The truth is often out there. But it takes work to uncover it. But all you do is gripe that someone else didn’t spend weeks on this piece, or cross examine every prior news account. And how, dear sir, is anyone supposed to vet anything that the CIA says? Or the NSA or FBI, DEA, etc.?
Yes, you are well aware of the “facts” swirling around the inside of your head…
So it was this guy Dujmovic who wrote this laughably silly paragraph.
“We live in somewhat coarse and emotional times–when large numbers of Americans do not adhere to the same standards of logic, evidence, or even civil discourse as those practiced by members of the CIA community.”

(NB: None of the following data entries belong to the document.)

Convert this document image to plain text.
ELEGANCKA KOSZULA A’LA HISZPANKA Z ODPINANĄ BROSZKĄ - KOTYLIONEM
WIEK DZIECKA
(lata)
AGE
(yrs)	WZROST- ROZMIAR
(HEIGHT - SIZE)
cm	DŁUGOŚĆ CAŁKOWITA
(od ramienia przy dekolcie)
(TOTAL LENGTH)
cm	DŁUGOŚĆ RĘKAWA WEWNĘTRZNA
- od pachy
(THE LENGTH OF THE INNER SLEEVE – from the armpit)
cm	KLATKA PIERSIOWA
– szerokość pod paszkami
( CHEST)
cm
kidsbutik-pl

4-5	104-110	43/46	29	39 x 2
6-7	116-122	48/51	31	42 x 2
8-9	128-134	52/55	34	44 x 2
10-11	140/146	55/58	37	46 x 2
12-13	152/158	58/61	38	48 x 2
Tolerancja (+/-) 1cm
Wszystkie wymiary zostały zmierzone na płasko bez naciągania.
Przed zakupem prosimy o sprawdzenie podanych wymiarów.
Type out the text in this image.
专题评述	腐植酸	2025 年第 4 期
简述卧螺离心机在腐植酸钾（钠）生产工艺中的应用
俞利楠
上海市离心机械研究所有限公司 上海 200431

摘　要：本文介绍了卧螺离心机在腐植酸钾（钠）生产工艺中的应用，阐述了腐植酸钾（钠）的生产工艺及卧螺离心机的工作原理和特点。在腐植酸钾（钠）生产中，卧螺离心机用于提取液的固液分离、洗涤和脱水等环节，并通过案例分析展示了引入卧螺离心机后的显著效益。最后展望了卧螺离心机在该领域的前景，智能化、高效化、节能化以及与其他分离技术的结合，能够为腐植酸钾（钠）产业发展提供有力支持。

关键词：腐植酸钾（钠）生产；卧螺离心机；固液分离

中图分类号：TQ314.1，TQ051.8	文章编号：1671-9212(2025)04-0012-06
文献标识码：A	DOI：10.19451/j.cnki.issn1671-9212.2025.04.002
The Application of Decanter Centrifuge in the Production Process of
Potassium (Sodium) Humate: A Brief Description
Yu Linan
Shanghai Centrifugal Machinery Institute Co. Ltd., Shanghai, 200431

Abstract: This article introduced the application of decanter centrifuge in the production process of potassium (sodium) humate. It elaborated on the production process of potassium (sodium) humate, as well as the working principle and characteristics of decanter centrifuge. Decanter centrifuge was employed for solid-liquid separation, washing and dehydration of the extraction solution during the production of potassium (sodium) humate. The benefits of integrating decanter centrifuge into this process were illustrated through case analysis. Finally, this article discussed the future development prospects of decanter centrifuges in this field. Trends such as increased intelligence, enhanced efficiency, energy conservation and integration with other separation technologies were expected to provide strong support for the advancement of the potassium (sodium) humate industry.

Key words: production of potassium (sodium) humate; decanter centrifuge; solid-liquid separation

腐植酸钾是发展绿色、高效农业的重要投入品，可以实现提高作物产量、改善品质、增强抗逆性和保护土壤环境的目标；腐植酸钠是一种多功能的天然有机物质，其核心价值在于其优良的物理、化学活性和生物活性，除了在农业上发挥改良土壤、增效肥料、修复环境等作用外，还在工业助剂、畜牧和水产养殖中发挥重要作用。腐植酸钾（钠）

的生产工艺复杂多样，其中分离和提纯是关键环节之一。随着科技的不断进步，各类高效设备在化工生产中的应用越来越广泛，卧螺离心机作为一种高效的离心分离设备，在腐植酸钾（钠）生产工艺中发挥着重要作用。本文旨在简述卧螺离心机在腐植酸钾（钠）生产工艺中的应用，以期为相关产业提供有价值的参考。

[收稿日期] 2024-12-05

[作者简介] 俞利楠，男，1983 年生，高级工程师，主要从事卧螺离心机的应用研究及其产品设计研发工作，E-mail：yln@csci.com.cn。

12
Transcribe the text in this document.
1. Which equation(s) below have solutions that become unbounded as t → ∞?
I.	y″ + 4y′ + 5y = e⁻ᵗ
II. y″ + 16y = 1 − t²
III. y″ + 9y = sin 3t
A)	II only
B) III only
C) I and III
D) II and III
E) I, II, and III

I saw that in Jonathan Schwarz’s blog. It’s stunning the way people inside this establishment bubble believe they are doing such noble work. This is the organization that routinely tortures, murders, drones, kills political leaders in faraway countries, and involved in every shady thing you can think about. And this nut thinks his organization practices civil discourse. Yup, the same civil discourse saddam’s henchmen and hitler’s henchmen practiced.
The same civil discourse Obama and his henchmen practise each time they sign off on a Tomahawk missile delivery or drone strike. Lets face it Collateral Damage is simply the West’s arrogance of who is important to live and who is not important when it comes to dying.